I can hear your frustration in your letter. You’ve served on the board, you’ve done the work and you’ve given the best you can – and still your association fails to change, you write.
You’d like to help them overcome this stuckness as a neutral party, as a facilitator. I applaud your stance. This world needs more people who have the courage to say: “Things aren’t working so well around here. I want to help to improve them.” I also appreciate that you don’t claim to have all the answers or insist on your solutions. You want to help them get moving again – whatever shape that might take.
Here’s one thing you need to know when engaging in this an organizational change process: Even if you know you are right, telling people that they are wrong will only increase their resistance. They will mount a fight as long as you fail to acknowledge their efforts, praise their achievements and bring in some positive spirit. It’s about the shared vision and purpose, in the end.
As you embark on this adventure of infusing your association with new momentum, keep these steps in mind. They have helped me more than once.
- Identify the owner of the change, the person that really wants this to happen and is willing to invest some time. You might find that this person is not at the top of the hierarchy. That is okay. You might find more than one person. That is good, too. If you can’t find anyone – then there’s either no need for change or YOU are the owner. That’s also okay, but it’s important for you to know it.
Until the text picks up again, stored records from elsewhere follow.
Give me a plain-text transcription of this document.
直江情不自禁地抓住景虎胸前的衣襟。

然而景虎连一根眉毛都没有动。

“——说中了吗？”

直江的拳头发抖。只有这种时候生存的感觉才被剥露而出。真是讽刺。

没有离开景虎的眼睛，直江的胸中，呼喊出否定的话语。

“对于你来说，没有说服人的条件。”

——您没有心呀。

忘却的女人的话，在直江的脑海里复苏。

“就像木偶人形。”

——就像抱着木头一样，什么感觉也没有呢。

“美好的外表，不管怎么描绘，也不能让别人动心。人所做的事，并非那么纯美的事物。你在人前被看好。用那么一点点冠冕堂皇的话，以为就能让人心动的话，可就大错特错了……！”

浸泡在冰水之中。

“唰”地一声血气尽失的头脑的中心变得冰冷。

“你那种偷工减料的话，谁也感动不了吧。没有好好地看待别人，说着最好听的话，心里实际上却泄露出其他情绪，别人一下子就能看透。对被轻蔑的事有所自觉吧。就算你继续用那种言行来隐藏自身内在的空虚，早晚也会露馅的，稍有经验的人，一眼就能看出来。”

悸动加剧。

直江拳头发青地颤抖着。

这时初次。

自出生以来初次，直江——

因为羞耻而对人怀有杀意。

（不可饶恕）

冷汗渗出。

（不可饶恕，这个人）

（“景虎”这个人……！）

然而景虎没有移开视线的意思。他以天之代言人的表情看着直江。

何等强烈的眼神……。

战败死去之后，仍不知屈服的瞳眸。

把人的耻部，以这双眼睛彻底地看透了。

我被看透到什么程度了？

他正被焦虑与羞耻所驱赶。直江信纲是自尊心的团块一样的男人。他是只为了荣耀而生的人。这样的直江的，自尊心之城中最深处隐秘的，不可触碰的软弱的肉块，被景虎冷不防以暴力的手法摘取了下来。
- Convene a conversation. You will know whether it is most appropriate to speak with people individually or in a group setting. Keep it informal and explorative, but don’t forget to take notes. You might want to ask: How does our association look like when the problem doesn’t exist anymore? In which moments do we already do well? How important is this issue to you and why?
- Identify the smallest possible next step and use it to generate momentum. Maybe you need to find an official venue for a discussion. As you want to make improvements to organizational policies: Which one is up for review anyway? Is there one that is so obviously outdated that everybody agrees on the needs? Maybe you could look at some other organizations as examples or run a workshop at your annual conference.
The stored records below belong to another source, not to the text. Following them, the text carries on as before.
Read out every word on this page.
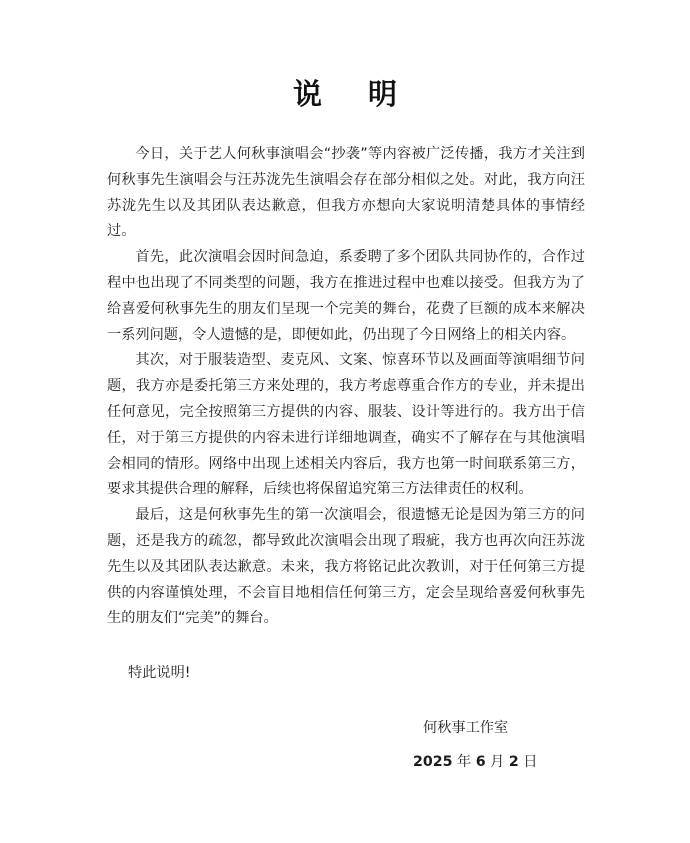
说 明

今日，关于艺人何秋事演唱会“抄袭”等内容被广泛传播，我方才关注到何秋事先生演唱会与汪苏泷先生演唱会存在部分相似之处。对此，我方向汪苏泷先生以及其团队表达歉意，但我方亦想向大家说明清楚具体的事情经过。

首先，此次演唱会因时间急迫，系委聘了多个团队共同协作的，合作过程中也出现了不同类型的问题，我方在推进过程中也难以接受。但我方为了给喜爱何秋事先生的朋友们呈现一个完美的舞台，花费了巨额的成本来解决一系列问题，令人遗憾的是，即便如此，仍出现了今日网络上的相关内容。

其次，对于服装造型、麦克风、文案、惊喜环节以及画面等演唱细节问题，我方亦是委托第三方来处理的，我方考虑尊重合作方的专业，并未提出任何意见，完全按照第三方提供的内容、服装、设计等进行的。我方出于信任，对于第三方提供的内容未进行详细地调查，确实不了解存在与其他演唱会相同的情形。网络中出现上述相关内容后，我方也第一时间联系第三方，要求其提供合理的解释，后续也将保留追究第三方法律责任的权利。

最后，这是何秋事先生的第一次演唱会，很遗憾无论是因为第三方的问题，还是我方的疏忽，都导致此次演唱会出现了瑕疵，我方也再次向汪苏泷先生以及其团队表达歉意。未来，我方将铭记此次教训，对于任何第三方提供的内容谨慎处理，不会盲目地相信任何第三方，定会呈现给喜爱何秋事先生的朋友们“完美”的舞台。

特此说明!
何秋事工作室
2025 年 6 月 2 日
- While you work on this step, apply the qualities, principles and values that you want to bring into the organization to the way you work. That way you can demonstrate that it is possible to create momentum, listen well, build community. Small changes will make way for big changes. Make sure that you keep the focus of your work away from blame and broken structures, and instead talk about interactions, systems and a future where the problem is solved.
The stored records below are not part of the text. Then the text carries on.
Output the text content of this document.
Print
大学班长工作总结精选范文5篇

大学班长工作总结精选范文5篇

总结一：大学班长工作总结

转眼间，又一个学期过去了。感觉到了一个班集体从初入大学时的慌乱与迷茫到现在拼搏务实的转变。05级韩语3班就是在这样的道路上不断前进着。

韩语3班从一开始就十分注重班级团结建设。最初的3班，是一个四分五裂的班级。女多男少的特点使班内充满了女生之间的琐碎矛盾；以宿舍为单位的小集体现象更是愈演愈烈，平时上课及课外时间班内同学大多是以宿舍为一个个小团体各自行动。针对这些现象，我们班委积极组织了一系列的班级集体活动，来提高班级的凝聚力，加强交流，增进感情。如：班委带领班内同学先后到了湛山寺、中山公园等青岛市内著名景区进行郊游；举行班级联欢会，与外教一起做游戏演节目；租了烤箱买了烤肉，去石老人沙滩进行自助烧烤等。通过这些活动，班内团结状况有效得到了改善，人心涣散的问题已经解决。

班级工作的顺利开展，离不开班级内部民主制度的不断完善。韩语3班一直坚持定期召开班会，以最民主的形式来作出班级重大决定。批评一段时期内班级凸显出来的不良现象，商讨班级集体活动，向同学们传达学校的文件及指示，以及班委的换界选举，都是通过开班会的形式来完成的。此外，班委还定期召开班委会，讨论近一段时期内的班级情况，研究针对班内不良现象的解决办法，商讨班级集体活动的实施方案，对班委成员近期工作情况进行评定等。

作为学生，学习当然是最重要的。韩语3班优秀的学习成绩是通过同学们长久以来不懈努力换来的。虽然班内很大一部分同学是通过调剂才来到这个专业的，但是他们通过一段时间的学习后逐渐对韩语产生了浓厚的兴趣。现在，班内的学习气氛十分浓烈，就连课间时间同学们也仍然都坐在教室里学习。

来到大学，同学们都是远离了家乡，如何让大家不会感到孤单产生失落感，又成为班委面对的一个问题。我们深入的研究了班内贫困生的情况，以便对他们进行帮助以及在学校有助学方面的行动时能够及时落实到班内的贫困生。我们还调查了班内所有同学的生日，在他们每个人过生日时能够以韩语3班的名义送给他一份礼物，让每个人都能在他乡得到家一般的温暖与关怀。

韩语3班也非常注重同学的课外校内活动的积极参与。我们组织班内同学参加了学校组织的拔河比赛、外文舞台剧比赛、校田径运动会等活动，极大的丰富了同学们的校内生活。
- Take good care of yourself and your mates. Organizational change is difficult and takes time. If you want to go far, go slowly. Take time to connect personally with your companions on this journey, cheer them on and support them. Listen to your own body and your own needs, and make sure that you don’t forget why you’ve embarked on this project.
- Embrace not-knowing and the groan zone. Every big, meaningful project comes to a point where some people are losing faith in it while others want to get over with it and implement it already. It can feel like nothing is moving – while actually, on an unconscious level, the project is nearing a breakthrough. It’s okay to not always have an answer – but do trust the process, especially when things get hard.
You asked me for pointers and resources, and I noticed that I cannot give you a single guidebook to lead your way. Things that have inspired me include:
- The Solutions Focus (Jackson/McKergow 2002)
- Facilitator’s Guide to Participatory Decision-Making (Kaner 1998)
- The Art of Hosting Workbook (various authors 2010)
- Presence (Senge/Scharmer/Jaworski/Flowers 2004)
I hope these thoughts are useful in some way, and I wish you courage and grounding as you embark on this project.